Using Mix resources in ASRaaS/Krypton applications

This section describes how to leverage built Mix speech resources in ASRaaS (Mix hosted) or Krypton (self-hosted) applications. This involves:

Deploying resources
Referencing and using resources, including applying weights as needed

This section is intended as a high-level review and overview only. For full details, you can refer to ASRaaS or Krypton documentation.

Deploying resources

Resources need to be deployed to be used.

Nuance-hosted ASRaaS

For Nuance-hosted ASRaaS, the relevant Nuance datapacks are already installed in the platform. DLMs built and deployed in app configurations in Mix can be accessed at runtime via Mix URN. See the Mix URN documentation for more information on details of URN format. There is no separate deployment process necessary, since Mix.nlu and ASRaaS are both hosted by Nuance as part of the same Mix platform.

Self-hosted Krypton

For self-hosted Krypton, the following needs to be done to deploy the Mix-built DLMs locally:

Export the relevant app configurations containing the DLMs from Mix.
Extract DLM zip files from the export package.
Place DLM zip files on a local web server as described in Krypton installation documentation.
As needed, compile wordsets using NQAS and deploy on a local web server as described in Krypton installation documentation.

You also need to locally install Nuance datapacks in this case.

For full deployment details, see Krypton installation documentation.

Compiling wordsets

In ASRaaS, wordsets are compiled via the ASRaaS Training API.

In self-hosted Krypton, wordsets can be compiled using the NQAS utility.
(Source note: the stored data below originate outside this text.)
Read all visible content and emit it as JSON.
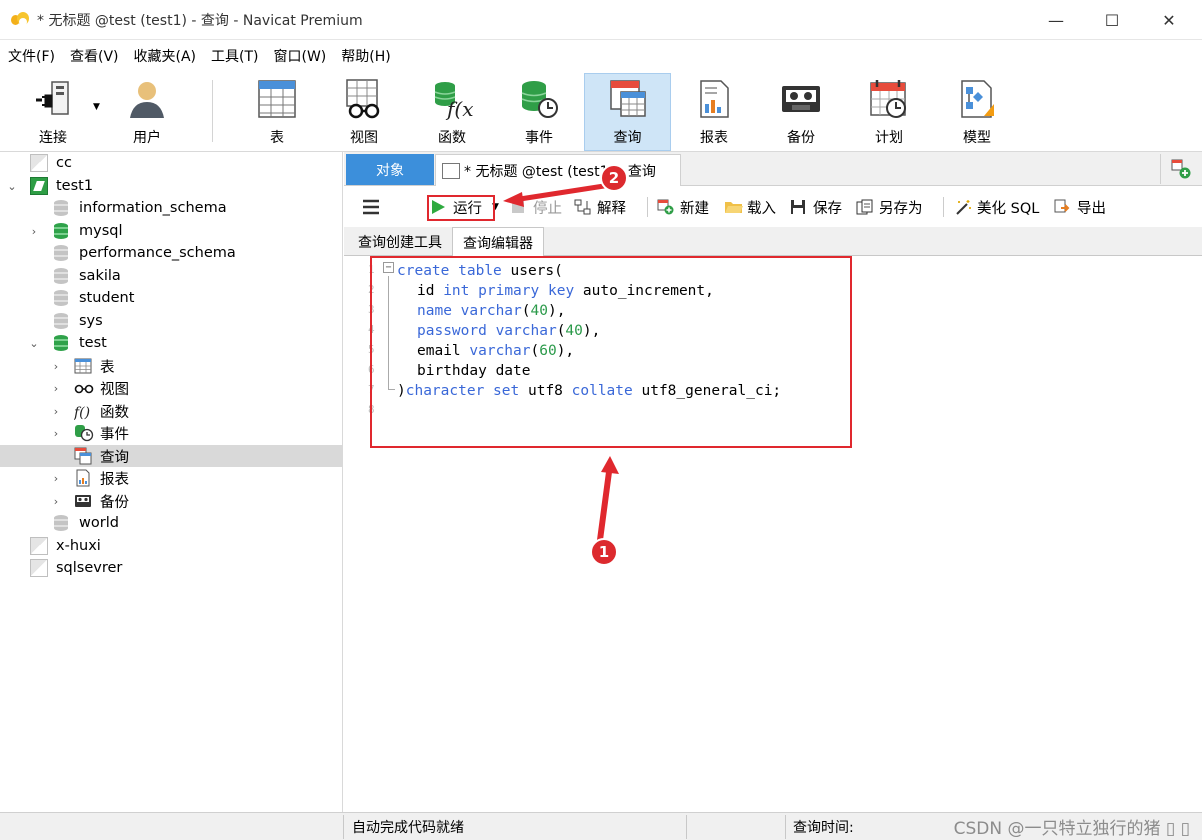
{
  "window": {
    "title": "* 无标题 @test (test1) - 查询 - Navicat Premium",
    "minimize_glyph": "—",
    "maximize_glyph": "☐",
    "close_glyph": "✕"
  },
  "menu": [
    "文件(F)",
    "查看(V)",
    "收藏夹(A)",
    "工具(T)",
    "窗口(W)",
    "帮助(H)"
  ],
  "toolbar": {
    "connect": "连接",
    "user": "用户",
    "table": "表",
    "view": "视图",
    "function": "函数",
    "event": "事件",
    "query": "查询",
    "report": "报表",
    "backup": "备份",
    "schedule": "计划",
    "model": "模型"
  },
  "tree": {
    "cc": "cc",
    "test1": "test1",
    "information_schema": "information_schema",
    "mysql": "mysql",
    "performance_schema": "performance_schema",
    "sakila": "sakila",
    "student": "student",
    "sys": "sys",
    "test": "test",
    "tables": "表",
    "views": "视图",
    "functions": "函数",
    "events": "事件",
    "queries": "查询",
    "reports": "报表",
    "backups": "备份",
    "world": "world",
    "x_huxi": "x-huxi",
    "sqlsevrer": "sqlsevrer"
  },
  "tabs": {
    "objects": "对象",
    "query_tab": "* 无标题 @test (test1) - 查询"
  },
  "query_toolbar": {
    "run": "运行",
    "stop": "停止",
    "explain": "解释",
    "new": "新建",
    "load": "载入",
    "save": "保存",
    "save_as": "另存为",
    "beautify": "美化 SQL",
    "export": "导出"
  },
  "editor_tabs": {
    "builder": "查询创建工具",
    "editor": "查询编辑器"
  },
  "code": {
    "line_numbers": [
      "1",
      "2",
      "3",
      "4",
      "5",
      "6",
      "7",
      "8"
    ],
    "l1": {
      "kw1": "create",
      "kw2": "table",
      "rest": " users("
    },
    "l2": {
      "a": "id ",
      "kw1": "int",
      "kw2": "primary",
      "kw3": "key",
      "rest": " auto_increment,"
    },
    "l3": {
      "kw1": "name",
      "kw2": "varchar",
      "num": "40",
      "rest": "),"
    },
    "l4": {
      "kw1": "password",
      "kw2": "varchar",
      "num": "40",
      "rest": "),"
    },
    "l5": {
      "a": "email ",
      "kw1": "varchar",
      "num": "60",
      "rest": "),"
    },
    "l6": {
      "a": "birthday date"
    },
    "l7": {
      "kw1": "character",
      "kw2": "set",
      "mid": " utf8 ",
      "kw3": "collate",
      "rest": " utf8_general_ci;"
    }
  },
  "status": {
    "left": "自动完成代码就绪",
    "query_time": "查询时间:"
  },
  "annotations": {
    "badge1": "1",
    "badge2": "2",
    "color": "#e0282e"
  },
  "watermark": "CSDN @一只特立独行的猪 ▯ ▯"
}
For more information on NQAS, see the Krypton documentation set.

When compiling a wordset, whether via the ASRaaS Training API or NQAS, a companion DLM associated with the relevant entities must be referenced.

When using the ASRaaS Training API, a target Mix URN for the resulting compiled wordset must also be included. The resulting compiled wordset can be referenced at runtime by this target URN as a RecognitionResource external resource.

For NQAS, the resulting compiled wordset must be deployed on a web server with other speech resources and referenced in a RecognitionResource external resource by server URL.

Recognizer API and referencing resources

In an ASRaaS or Krypton client application, speech recognition is performed using the Recognizer API. Each round of recognition is handled as a series of streaming recognition requests.

An initial request sends parameters, recognition resources, and possibly a user_id for the specific user.

Subsequent requests send the streaming audio.

The initial request is used to call on various resources:

Builtins: By name
DLMs: External reference to file by URN or URL
Wordsets
- Inline wordsets: Inline as JSON string
- Compiled wordsets: External reference to file by URN or URL
Speaker profile: External reference

For more details on how to call on these resources, see the links above.

For speaker profiles and user-level compiled wordsets, you need to include a user_id.

Limitations on resources

The following limits apply to use of DLMs and wordsets in ASRaaS and Krypton:

DLMs: Maximum of 5
Wordsets: Maximum of 5

Resource weighting

On each recognition turn using the API, each RecognitionResource can be weighted to tune the relative importance of the resource in the recognition. Resources can be weighted with either a float value or one of a set of discrete weight levels.

Weights can be set for DLMs, builtins, and wordsets. Weights are not set for speaker profiles.

If weights are not specified, certain minimum values are applied.

The remaining weight is assigned to the base language model in the data pack, with a default minimum weight value for the base language model. (If the combined weight of other resources does not leave this minimum amount, the other weights are scaled down accordingly)

Weighting can also be tuned in RecognitionParameters.

For more details on weighting, see the Resource weights reference topic in the ASRaaS API documentation.